Big 3 Bailout
You read about it all over the news. We need to bail out the big three. GM, Ford, and Chrysler. Ford and Chrysler were asking for the least amounts, in the single digits. GM, however, says they need some double digit giveaways to bail them out of their current predicament.
Do you know how many car companies we have here today? I knew it was many, just not as much as 30. 30! And that’s really not all either, I took out a few for my purpose here. I don’t include companies like Mercedes-Benz USA. I’m talking regular drive-your-car-to-Walmart type cars. With GM companies accounting for 25% of the total number of these companies, it’s no wonder GM has been hit the hardest.
What does this mean for GM? They’ve recently started to do something about it by cutting the competition. Notice any more Oldsmobiles on the road lately? No. Notice when Geo was reabsorbed back into Chevrolet? There is too much competition among the same company. Buick. Cadillac. Chevrolet. GMC. Hummer. Pontiac. Saturn. All vying for our hard-earned cash. All in direct competition with each other. All willing to cut to the lowest price they possibly can to get my sale. That’s fine and dandy at the dealer level. But what does that mean when you rise up the food chain? That’s when you find out they are all attached to the same head. Fighting amongst themselves is killing the entire organism.
GM is not the only one with in-house competition, but by far the largest. Infiniti and Nissan, for example, also have some in-house competition, but a proverbial drop in the bucket when compared to the monster that is GM. Honda and Acura. Toyota and Lexus. These guys all share a sibling company, but only one.
Ford has a trifecta of in-house competition: Ford, Mercury, and Lincoln. Chrysler used to. Chrysler and Dodge. Remember Plymouth? Recently deceased. That’s why Chrysler “only” needs $7 billion in comparison to Ford’s (still using 3 branches) $9 billion and GM’s $12+ billion.

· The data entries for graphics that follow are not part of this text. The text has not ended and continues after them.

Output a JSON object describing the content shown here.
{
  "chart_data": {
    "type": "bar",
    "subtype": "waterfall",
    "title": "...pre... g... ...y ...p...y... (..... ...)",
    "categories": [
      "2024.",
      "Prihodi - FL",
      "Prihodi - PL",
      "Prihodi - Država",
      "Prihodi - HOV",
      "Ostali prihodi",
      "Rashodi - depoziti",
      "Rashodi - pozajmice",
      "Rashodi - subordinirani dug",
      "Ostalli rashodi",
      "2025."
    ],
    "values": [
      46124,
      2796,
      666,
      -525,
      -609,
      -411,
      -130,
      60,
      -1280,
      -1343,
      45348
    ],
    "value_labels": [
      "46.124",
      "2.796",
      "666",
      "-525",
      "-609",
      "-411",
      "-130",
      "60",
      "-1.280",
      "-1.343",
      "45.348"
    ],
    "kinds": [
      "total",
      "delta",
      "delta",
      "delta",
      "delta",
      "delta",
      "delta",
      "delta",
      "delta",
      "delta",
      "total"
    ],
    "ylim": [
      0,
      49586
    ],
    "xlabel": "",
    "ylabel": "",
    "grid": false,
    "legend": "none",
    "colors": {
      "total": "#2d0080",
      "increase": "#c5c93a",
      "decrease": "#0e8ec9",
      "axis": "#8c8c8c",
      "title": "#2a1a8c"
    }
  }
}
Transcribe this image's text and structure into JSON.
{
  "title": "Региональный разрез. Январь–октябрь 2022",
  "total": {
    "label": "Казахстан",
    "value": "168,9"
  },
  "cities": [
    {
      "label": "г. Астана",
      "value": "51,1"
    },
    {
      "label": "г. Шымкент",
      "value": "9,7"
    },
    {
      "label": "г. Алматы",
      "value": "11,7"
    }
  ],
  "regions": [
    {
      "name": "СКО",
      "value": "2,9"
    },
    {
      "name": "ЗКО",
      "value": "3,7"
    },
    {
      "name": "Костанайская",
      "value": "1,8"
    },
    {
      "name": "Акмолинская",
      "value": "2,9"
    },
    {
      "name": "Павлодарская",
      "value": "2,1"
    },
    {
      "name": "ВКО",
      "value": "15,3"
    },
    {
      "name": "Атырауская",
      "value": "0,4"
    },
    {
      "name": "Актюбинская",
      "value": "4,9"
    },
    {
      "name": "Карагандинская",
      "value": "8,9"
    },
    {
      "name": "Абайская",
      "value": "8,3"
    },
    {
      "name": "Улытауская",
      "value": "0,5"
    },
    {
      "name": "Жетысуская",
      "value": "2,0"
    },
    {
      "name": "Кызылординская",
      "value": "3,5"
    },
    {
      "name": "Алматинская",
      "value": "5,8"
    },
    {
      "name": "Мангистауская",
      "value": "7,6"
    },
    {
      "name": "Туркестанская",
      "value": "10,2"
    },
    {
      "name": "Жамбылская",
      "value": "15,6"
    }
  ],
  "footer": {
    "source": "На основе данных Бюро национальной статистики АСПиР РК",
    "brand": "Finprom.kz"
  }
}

So how do the numbers play out? When someone buys a Toyota, there’s only a 3.4% chance that buyer could have bought another car that was price-cut to match another car ultimately owned by the same company. General Motors, on the other hand, garners a whopping 20.6% chance that the undercutting seller will ultimately belong to the same seller.
These are just the problems stemming from in-house competition. There are many other problems that have lead to the current crises; not properly reading consumer demand and outlandish salaries/benefit packages to name a couple more.